Cardiome, which has been in business for about eight years and employs 33, developed RSD1235 in-house. "The uniqueness of this molecule is that it influences the function only of the atrial – or upper chambers of the heart – and as such, it will have a wider safety range than the other drugs that lack selectivity," Ezrin said. "These other drugs have some very serious cardiac side effects." There were no significant drug-related adverse events in the data released on RSD1235, the company said.

The next step for the company is to prepare for three Phase III studies, each one including 300 patients. Ezrin expects to enter Phase III sometime next year, and if all goes well, he said Cardiome should file its first application for regulatory approval (possibly the U.S.) in 2006.

In the meantime, the company will continue seeking a partner for RSD1235. "We've had a number of discussions around regional partnerships, that is, U.S. only or Europe only," said Bob Rieder, Cardiome president and CEO. "We expect that this data will now transform those discussions into negotiations." Also, he hopes the data will attract sophisticated investors who will see the value of the company.

Acist uses Sopheon's 4.0 Accolade

The whole process of remembering and envisioning, amending and editing, adding and subtracting, not to mention imagining and assessing – in short, the entire range of smart thinking – is difficult enough for one person or a small group of people in the product development business. So the thought of an entire company doing this, in an industry that thinks in terms of product development cycles of two years or less, is even more mind-boggling. One industry on such a timeline, of course, is medical technology.

Above all, that process is time-consuming, says Peter DeLange, director of product development for Acist Medical Systems (Minneapolis, Minnesota), a maker of contrast media injection systems used in cardiology, radiology and vascular surgery. "We spend an incredible amount of time communicating project status over and over and over," DeLange said. Thus Acist recently began searching for a formalized system that would provide immediate and continuing project updates "in a central location and letting us see all the information in terms of the current timing," plus all of the other aspects of product development.

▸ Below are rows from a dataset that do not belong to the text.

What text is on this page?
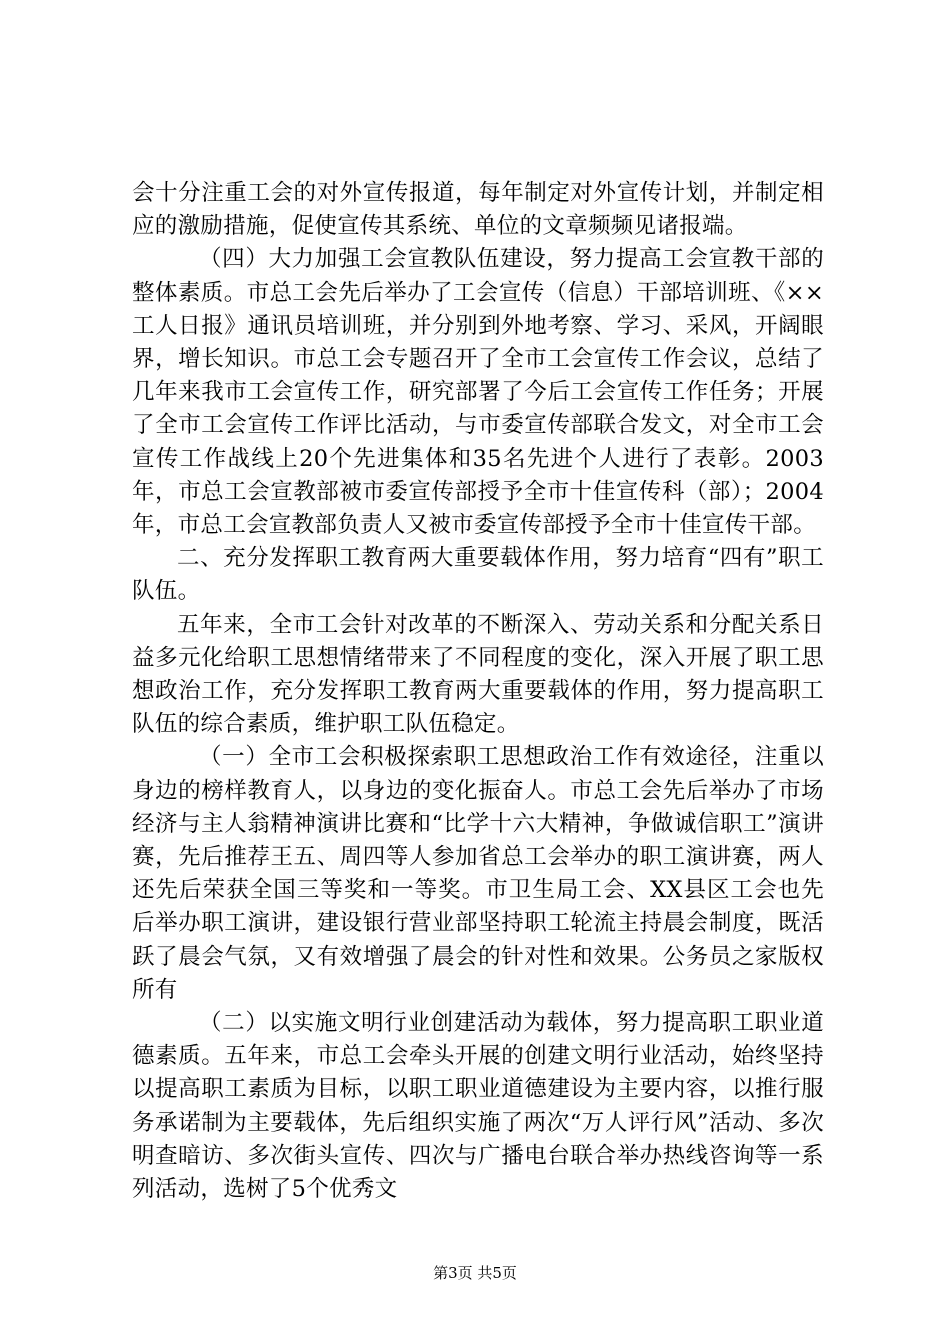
会十分注重工会的对外宣传报道，每年制定对外宣传计划，并制定相应的激励措施，促使宣传其系统、单位的文章频频见诸报端。

（四）大力加强工会宣教队伍建设，努力提高工会宣教干部的整体素质。市总工会先后举办了工会宣传（信息）干部培训班、《××工人日报》通讯员培训班，并分别到外地考察、学习、采风，开阔眼界，增长知识。市总工会专题召开了全市工会宣传工作会议，总结了几年来我市工会宣传工作，研究部署了今后工会宣传工作任务；开展了全市工会宣传工作评比活动，与市委宣传部联合发文，对全市工会宣传工作战线上20个先进集体和35名先进个人进行了表彰。2003年，市总工会宣教部被市委宣传部授予全市十佳宣传科（部）；2004年，市总工会宣教部负责人又被市委宣传部授予全市十佳宣传干部。

二、充分发挥职工教育两大重要载体作用，努力培育“四有”职工队伍。

五年来，全市工会针对改革的不断深入、劳动关系和分配关系日益多元化给职工思想情绪带来了不同程度的变化，深入开展了职工思想政治工作，充分发挥职工教育两大重要载体的作用，努力提高职工队伍的综合素质，维护职工队伍稳定。

（一）全市工会积极探索职工思想政治工作有效途径，注重以身边的榜样教育人，以身边的变化振奋人。市总工会先后举办了市场经济与主人翁精神演讲比赛和“比学十六大精神，争做诚信职工”演讲赛，先后推荐王五、周四等人参加省总工会举办的职工演讲赛，两人还先后荣获全国三等奖和一等奖。市卫生局工会、XX县区工会也先后举办职工演讲，建设银行营业部坚持职工轮流主持晨会制度，既活跃了晨会气氛，又有效增强了晨会的针对性和效果。公务员之家版权所有

（二）以实施文明行业创建活动为载体，努力提高职工职业道德素质。五年来，市总工会牵头开展的创建文明行业活动，始终坚持以提高职工素质为目标，以职工职业道德建设为主要内容，以推行服务承诺制为主要载体，先后组织实施了两次“万人评行风”活动、多次明查暗访、多次街头宣传、四次与广播电台联合举办热线咨询等一系列活动，选树了5个优秀文

第3页 共5页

The product it chose for this is the newest version of Accolade, the flagship product of Sopheon (Minneapolis, Minnesota/Guildford, UK). Accolade is a primarily online system that automates the various processes involved in product development in order to speed the cycle from first contemplation of a new product to commercialization – or, alternatively, saving time and money by scrapping a bad idea.

DeLange reports Accolade currently installed on Acist's Intranet, ready to be moved out to full access within the company, and to be used for gathering input on a project, for continually updating its progress and then offering access to that information to those who need it. "One of the product's key benefits is broad but targeted information accessibility," he says – not every fact of product development available to anyone in the company, he says, but "people that look at it only getting the information they need to do their job." This access provides top executives an overview of project progress while at the same time encouraging general participation with and general buy-in to the developmental effort.